NEW YORK — Natural gas prices jumped Thursday after the U.S. government reported that supplies fell by the largest amount ever for this time of year as frigid weather chilled parts of the Canada and the U.S. Midwest and Northeast.
Meanwhile, benchmark crude for January delivery dropped a penny to settle at US$72.65 a barrel. In London, Brent crude for February delivery fell 92 cents to settle at $73.37 on the ICE futures exchange.
A wintry mix of rain and snow kept heaters cranked on high, consuming large stores of natural gas in some of the country’s largest markets like Chicago.

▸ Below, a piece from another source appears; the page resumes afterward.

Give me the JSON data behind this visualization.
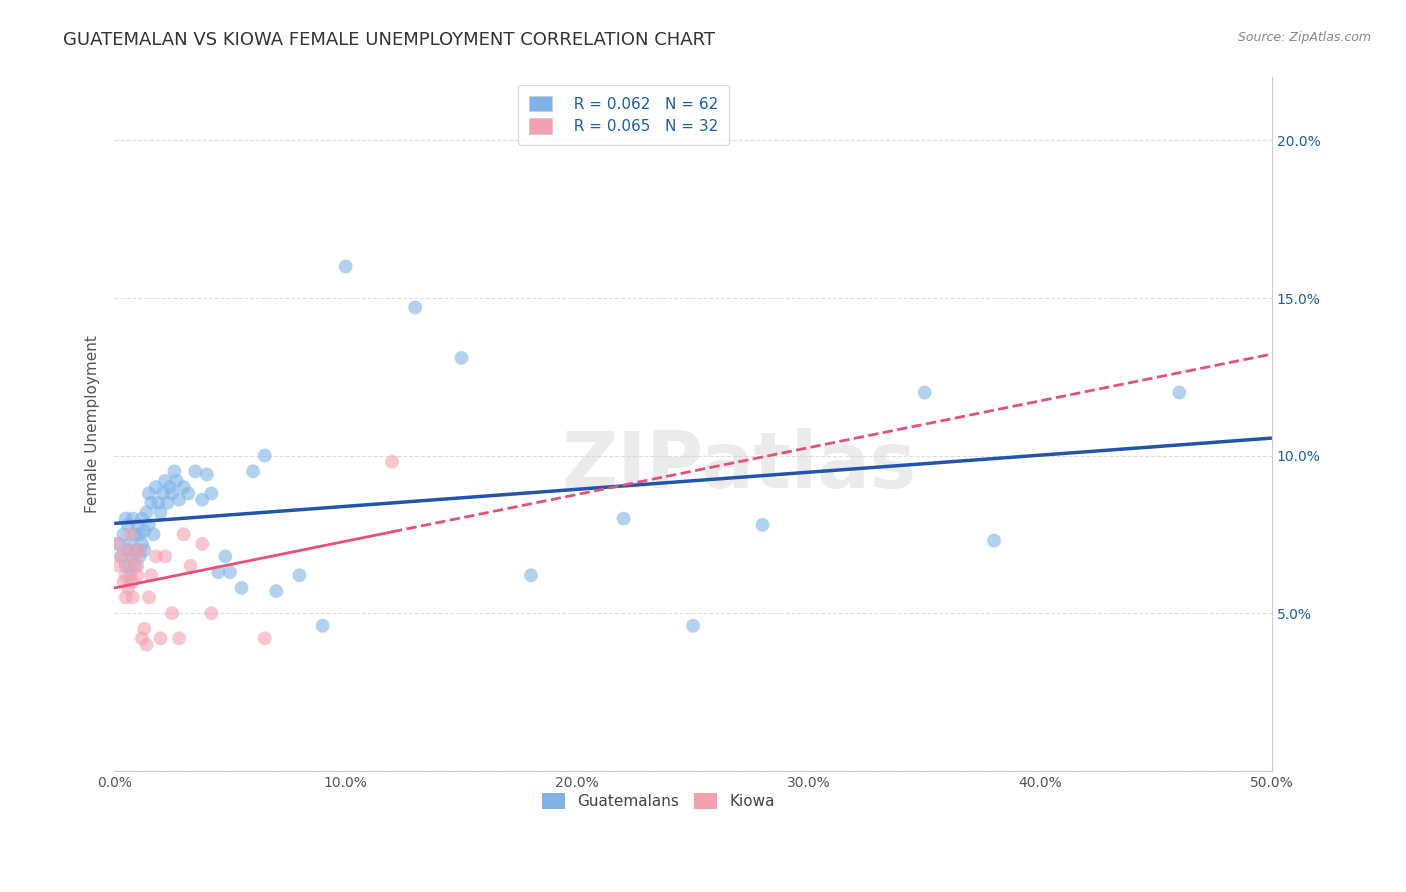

Still, the amount of gas in storage remains 14 per cent above the five-year average for this time of year.
The Energy Information Administration said the U.S. supply of natural gas dropped by 207 billion cubic feet last week, the most ever for this time of year, according to analyst Stephen Schork.
“It was brutally cold,” Schork said. “People have been saying for so long that natural gas is due for a rally and they’ve been wrong all year long. But with a big draw, I expect prices to move higher.”
The natural gas contract for January delivery climbed 30.6 cents, nearly six per cent, to settle at $5.768 per 1,000 cubic feet on the New York Mercantile Exchange.
Natural gas prices had slumped all year as the economy struggled to pull itself from recession. Supplies finally started falling this month, but only after underground storage caverns were crammed to near capacity.
Energy prices tend to rise when the weather cools, and this year is no different. Natural gas prices have doubled since September, but they’re only slightly more expensive than a year ago.
In other Nymex trading in January contracts, heating oil fell less than a penny to settle at $1.9574 a gallon while gasoline fell 2.19 cents to settle at $1.852 a gallon.